Departing for a while from my posts on Cross Training for Writers, I set out to explore the barriers fiction writers must navigate if we’re to tell stories other than our own. So this is less a post about finding solutions than it is about raising questions, the answers to which will be different for every writer. The concept Write from Truth infers that we write better when we’re inside a particular reality that we know well. This familiarity gives us carte blanche to explore with authority contentious subject matter in arenas that are fortresses of political correctness and/or controversy, for example religion, gender, sexual orientation, class, ethnicity, politics and culture.
Assailing these fortresses from the outside is a whole different matter. But at some point we need to move beyond our own experience and venture into the unknown, the foreign, the imaginary, where any number of experts might easily find irredeemable flaws in our work. For me this raises not only technical, but also moral questions. What right do I have to tell a story about the Holocaust through a first person protagonist? How can a twenty-five year old man presume to write from the perspective of a teenage girl who’s about to make love for the first time? When we’ve never been inside the skin of our characters, how can we legitimately give them life without being presumptuous or offensive?
The more questions I ask, the more present themselves. What kind of writers can we be if we have only our limited experience to draw from? There’s an easy answer to that: narcissistic, insular and incredibly boring. But in wanting to be expansive, how much do we risk?
I have no reservations about writing from a base of thorough research, and imagining realities that were never mine. The mere act of reading takes us beyond our own realities. Historical/sci fi/fantasy/horror, in fact most genre fiction demands that writers become explorers.
So what am I going on about? My reluctance has to do with struggle, poverty and the hurt people feel. It’s here that I’m unwilling to be presumptuous. Yet it’s here, in the arena of hurt, that much of my own work takes root. I have been poor, but I don’t know poverty. I’ve seen it. I’ve gotten up close and personal, but I’ve never lived in a shack or had to steal to put food on the table. I lived in a society that violated human rights as a matter of policy, but I wouldn’t dream of presuming to know what it felt like to be an AIDS orphan living in an informal settlement.

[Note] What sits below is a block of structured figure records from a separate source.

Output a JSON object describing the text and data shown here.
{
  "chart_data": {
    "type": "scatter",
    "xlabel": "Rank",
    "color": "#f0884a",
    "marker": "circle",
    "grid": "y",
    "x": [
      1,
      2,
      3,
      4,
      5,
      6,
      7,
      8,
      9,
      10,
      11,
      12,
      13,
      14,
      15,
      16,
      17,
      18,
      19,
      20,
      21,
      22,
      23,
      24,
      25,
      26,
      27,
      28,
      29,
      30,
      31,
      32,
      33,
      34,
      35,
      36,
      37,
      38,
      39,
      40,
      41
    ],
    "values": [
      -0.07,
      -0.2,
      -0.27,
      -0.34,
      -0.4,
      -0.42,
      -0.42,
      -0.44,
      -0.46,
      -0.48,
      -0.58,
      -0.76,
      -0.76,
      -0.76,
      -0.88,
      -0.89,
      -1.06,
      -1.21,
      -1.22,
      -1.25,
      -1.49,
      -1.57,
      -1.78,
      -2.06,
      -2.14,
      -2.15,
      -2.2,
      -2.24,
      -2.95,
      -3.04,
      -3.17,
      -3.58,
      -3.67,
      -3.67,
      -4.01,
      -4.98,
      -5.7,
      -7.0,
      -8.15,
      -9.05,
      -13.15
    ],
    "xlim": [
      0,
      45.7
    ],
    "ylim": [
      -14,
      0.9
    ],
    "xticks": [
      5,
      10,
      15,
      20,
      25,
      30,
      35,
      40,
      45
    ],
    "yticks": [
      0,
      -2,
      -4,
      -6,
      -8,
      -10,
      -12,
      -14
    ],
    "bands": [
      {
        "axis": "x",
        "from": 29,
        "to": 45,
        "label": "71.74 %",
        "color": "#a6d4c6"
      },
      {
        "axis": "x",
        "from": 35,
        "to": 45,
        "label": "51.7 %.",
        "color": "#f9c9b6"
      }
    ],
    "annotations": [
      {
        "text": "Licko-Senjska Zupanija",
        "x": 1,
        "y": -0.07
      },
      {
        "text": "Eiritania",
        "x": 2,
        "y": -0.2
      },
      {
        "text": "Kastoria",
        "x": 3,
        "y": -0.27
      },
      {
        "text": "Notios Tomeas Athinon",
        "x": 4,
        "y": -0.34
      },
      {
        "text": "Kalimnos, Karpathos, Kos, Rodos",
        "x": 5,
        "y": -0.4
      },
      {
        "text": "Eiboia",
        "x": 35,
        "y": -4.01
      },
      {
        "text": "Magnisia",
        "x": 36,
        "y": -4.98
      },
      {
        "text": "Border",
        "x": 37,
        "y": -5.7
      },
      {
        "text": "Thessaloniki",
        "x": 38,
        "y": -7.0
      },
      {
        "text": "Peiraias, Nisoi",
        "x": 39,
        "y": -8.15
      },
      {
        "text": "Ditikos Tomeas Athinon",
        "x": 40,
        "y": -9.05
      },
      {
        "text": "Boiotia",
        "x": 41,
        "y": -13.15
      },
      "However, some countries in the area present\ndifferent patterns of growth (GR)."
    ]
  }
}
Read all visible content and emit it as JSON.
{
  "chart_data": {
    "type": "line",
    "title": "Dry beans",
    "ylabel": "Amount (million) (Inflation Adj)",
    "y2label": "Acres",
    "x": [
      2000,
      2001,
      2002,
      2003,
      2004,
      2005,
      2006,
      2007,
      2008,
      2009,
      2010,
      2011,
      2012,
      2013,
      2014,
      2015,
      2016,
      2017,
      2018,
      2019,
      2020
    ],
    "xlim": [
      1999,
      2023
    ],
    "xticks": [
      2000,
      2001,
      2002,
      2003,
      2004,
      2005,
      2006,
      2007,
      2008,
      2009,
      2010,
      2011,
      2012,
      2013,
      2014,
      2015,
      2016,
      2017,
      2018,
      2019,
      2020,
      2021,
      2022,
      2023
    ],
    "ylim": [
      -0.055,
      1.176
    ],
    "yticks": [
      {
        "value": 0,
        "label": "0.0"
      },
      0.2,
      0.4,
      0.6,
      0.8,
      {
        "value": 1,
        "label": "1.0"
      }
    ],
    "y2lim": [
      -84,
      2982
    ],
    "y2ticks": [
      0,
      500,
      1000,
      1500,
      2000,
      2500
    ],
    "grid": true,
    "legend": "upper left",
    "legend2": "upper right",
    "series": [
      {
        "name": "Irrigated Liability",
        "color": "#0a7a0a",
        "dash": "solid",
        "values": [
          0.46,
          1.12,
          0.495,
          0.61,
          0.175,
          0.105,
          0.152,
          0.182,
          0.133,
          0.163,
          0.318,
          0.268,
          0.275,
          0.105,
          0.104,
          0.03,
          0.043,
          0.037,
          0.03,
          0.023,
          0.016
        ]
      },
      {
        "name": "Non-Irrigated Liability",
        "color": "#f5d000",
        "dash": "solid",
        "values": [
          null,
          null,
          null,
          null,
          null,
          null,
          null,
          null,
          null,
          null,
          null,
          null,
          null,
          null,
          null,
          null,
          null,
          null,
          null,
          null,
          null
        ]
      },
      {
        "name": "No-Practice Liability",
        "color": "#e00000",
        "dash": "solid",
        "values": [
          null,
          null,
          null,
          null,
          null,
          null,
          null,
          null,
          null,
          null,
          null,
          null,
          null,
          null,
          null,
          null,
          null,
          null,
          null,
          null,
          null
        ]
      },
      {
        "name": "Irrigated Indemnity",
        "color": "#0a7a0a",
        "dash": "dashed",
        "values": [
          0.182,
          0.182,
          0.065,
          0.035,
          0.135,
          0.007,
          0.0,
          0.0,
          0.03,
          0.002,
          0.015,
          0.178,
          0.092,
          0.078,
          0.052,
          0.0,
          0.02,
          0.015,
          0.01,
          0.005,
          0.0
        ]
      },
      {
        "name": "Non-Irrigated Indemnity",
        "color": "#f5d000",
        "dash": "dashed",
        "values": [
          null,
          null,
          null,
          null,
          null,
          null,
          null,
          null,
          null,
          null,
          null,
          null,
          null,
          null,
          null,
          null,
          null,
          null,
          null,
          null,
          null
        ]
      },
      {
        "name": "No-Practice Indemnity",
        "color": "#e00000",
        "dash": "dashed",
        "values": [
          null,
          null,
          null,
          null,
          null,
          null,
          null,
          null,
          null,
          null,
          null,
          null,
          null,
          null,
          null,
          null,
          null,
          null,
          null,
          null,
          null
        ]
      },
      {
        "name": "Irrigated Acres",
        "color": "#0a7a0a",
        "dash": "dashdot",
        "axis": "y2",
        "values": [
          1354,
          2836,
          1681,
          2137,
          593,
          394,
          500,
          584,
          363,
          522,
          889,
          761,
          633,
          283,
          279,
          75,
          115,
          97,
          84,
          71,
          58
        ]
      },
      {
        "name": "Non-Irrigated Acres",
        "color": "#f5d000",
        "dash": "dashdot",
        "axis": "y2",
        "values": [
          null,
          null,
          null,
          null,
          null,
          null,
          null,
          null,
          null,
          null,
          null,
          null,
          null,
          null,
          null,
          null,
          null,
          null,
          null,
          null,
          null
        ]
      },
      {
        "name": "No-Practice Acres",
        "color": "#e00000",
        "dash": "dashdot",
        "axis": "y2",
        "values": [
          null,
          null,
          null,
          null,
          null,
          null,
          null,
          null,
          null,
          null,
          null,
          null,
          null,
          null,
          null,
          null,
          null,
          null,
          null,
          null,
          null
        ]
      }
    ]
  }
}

We’re possessive and protective of our pain. We flinch when someone approaches it. We retain the copyright to the secrets and horrors that shaped us, and a stranger who messes with these is a thief or a usurper.
In my novel, GRAVE OF HUMMINGBIRDS, I became that thief. I set the narrative in a part of the world I knew nothing about, and wrote my protagonist as a Latino doctor in his early forties. I did enough research to fill a travelogue and explored controversial rituals from both insider and outsider points of view. And I found that once my first draft was done, I couldn’t live with some of my choices.
My solution was to uproot everything and replant my story in a fictitious setting, close to its real origins, but far enough away for me to legitimately impose my own sensibilities, knowledge and experience in such a way as to develop a unique composite I could live with. It was basically an exercise in Fantasy Writing 101: world-building. In fiction I could stretch the truth, reinvent it, as long as I maintained a fine balance between arrogance and humility, remained respectful of cultures and realities other than my own, and was able to lose myself in the characters I wrote. There was irony in this approach, as it was my own authorial judgment and sense of injustice that lay at the heart of the novel in the first place.
I have to be a writer who’s at peace with my voices, even those that belong to my antagonists. I get to know my characters as well as I can. It’s a personal choice that has to do with a sense of responsibility and intention. It also has to do with individual powers of observation and empathy that are unique to each of us. Ultimately, I would never have had the courage to venture so far away from my own reality if I didn’t believe in the world and the people I created.
One of the best things about being an explorer in fiction is that whatever constraints or taboos we have to grapple with, there are few limits. We can explore madness, cruelty, happiness, any state of being we choose; we can go anywhere we want, including places no one has ever been before; conjure creatures, catastrophes and miracles, if we find a way to inhabit, if fleetingly, our own stories.